PORTAL RESMI – Trend Kopi Kalcer dan Gen Z, Kenapa Tren Ngopi di Coffee Shop Belum Akan Redup?

Kopi Kalcer dan Gen Z, Kenapa Tren Ngopi di Coffee Shop Belum Akan Redup?

Fenomena kopi kalcer masih menjadi bagian dari gaya hidup Gen Z di Indonesia. Aktivitas ngopi kini bukan sekadar menikmati minuman. Coffee shop juga menjadi ruang untuk bekerja, bersosialisasi, dan mengekspresikan diri. Media sosial ikut membuat kebiasaan tersebut semakin mudah menyebar.

Istilah kalcer berasal dari pelesetan kata “culture” atau budaya. Istilah tersebut populer di kalangan Gen Z untuk menggambarkan gaya hidup tertentu. Anak kalcer kerap dikaitkan dengan fashion, musik, tempat nongkrong, dan kebiasaan digital.
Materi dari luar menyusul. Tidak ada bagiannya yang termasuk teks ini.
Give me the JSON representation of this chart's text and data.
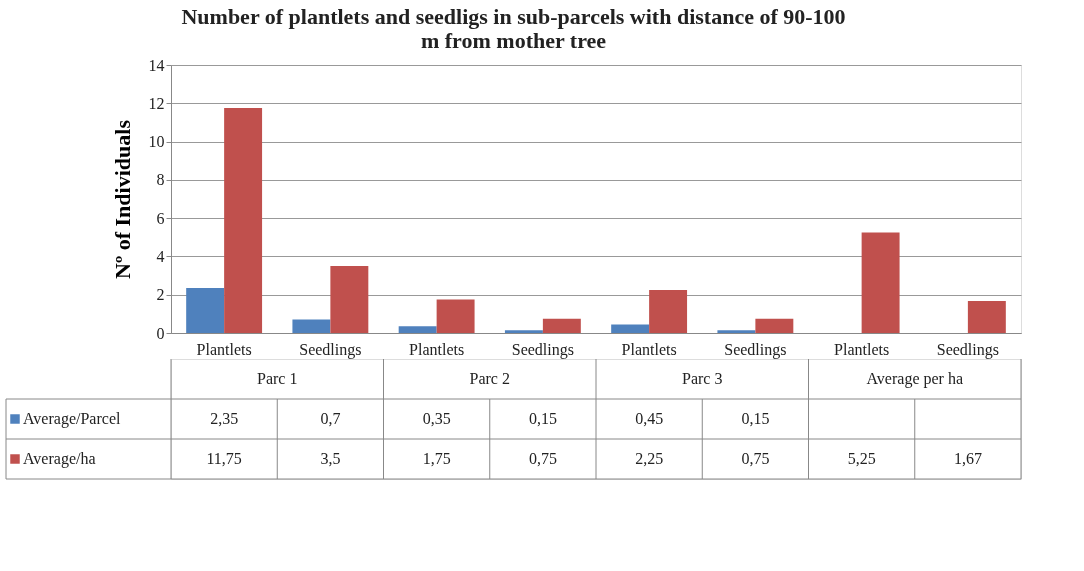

Coffee shop menjadi salah satu ruang yang paling lekat dengan fenomena tersebut.

Bagi banyak anak muda, coffee shop menawarkan lebih dari sekadar tempat membeli kopi. Mereka dapat mengerjakan tugas, bekerja menggunakan laptop, membaca, atau bertemu teman. Pilihan tempat juga sering dipengaruhi suasana, desain, fasilitas, dan pengalaman yang ditawarkan. Karena itu, kopi menjadi bagian dari aktivitas sosial yang lebih luas.

Media sosial kemudian memperkuat siklus tersebut melalui konten nongkrong dan rekomendasi tempat. Foto minuman, interior kafe, hingga aktivitas bekerja menjadi materi yang mudah dibagikan. Tren juga dapat berpindah cepat ketika sebuah tempat dianggap menarik oleh pengguna media sosial. Kondisi tersebut membuat budaya ngopi terus menemukan bentuk baru.

Selama Gen Z masih aktif menggunakan media sosial, fenomena kopi kalcer kemungkinan tetap berkembang. Bentuknya mungkin berubah mengikuti selera, teknologi, dan budaya yang sedang populer. Namun, kebutuhan terhadap ruang sosial dan tempat berekspresi membuat budaya ngopi tetap memiliki peluang bertahan. Kopi akhirnya bukan hanya soal rasa, tetapi juga pengalaman dan identitas.